Summary: missed vectorization due to too strict peeling-for-alignment policy
Product: gcc Reporter: Dorit Naishlos <dorit>
Component: tree-optimizationAssignee: Not yet assigned to anyone <unassigned>
Status: UNCONFIRMED ---    
Severity: normal CC: fang, gcc-bugs, ramana.radhakrishnan
Priority: P3    
Version: 4.3.0   
Target Milestone: ---   
Host: Target:
Build: Known to work:
Known to fail: Last reconfirmed:
Bug Depends on:    
Bug Blocks: 53947    

Description Dorit Naishlos 2007-05-16 09:50:57 UTC
The vectorizer is too restricted in the way it decides by how many iterations to peel a loop in order to align a certain memory reference in a loop. It considers only the first (potentially) misaligned store it encounters in the loop. For this reason the testcases vect-multitypes-1.c, vect-multitypes-4.c and vect-iv-4.c don't get vectorized.
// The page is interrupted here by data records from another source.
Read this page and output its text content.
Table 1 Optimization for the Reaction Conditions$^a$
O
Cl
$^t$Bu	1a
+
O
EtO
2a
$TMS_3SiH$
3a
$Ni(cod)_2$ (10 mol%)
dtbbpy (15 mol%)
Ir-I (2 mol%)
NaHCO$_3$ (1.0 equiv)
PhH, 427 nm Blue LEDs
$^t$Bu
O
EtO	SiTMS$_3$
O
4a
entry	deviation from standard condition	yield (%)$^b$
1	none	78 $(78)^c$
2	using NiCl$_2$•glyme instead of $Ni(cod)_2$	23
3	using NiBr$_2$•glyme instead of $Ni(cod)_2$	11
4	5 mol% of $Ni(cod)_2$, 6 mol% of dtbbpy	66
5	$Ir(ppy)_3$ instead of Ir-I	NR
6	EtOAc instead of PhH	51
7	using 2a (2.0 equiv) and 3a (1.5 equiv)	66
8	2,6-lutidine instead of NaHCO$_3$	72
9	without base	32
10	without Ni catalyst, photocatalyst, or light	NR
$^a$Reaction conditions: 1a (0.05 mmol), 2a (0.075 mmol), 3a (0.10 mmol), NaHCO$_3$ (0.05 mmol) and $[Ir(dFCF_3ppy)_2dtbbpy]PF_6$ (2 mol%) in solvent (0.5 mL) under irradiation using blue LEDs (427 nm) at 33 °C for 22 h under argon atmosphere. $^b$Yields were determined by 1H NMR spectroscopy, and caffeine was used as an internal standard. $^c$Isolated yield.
For example (using Vector Size of 16 bytes), in vect-multitypes-1.c we have:

short sa[N], sb[N];
int ia[N], ib[N];  
for (i = 0; i < n; i++) {
      ia[i+3] = ib[i];
      sa[i+3] = sb[i];
}

The current peeling-for-alignment scheme will consider the 'ia[i+3]' access for peeling, and therefore will examine the option of using a peeling factor = (4-3)%4 = 1. This will not align the access 'sa[i+3]', for which we need to peel 5 iterations. As a result the loop doesn't get vectorized (cause we currently can't handle misaligned stores unless we align them by peeling). However, if we had considered the 'sa[i+3]' access as well for peeling, we would have examined the option of using a peeling factor = (8-3)%8 = 5, which would align both accesses, and would allow us to vectorize the loop. So the vectorizer needs to be extended to consider more peeling factors, and not just one.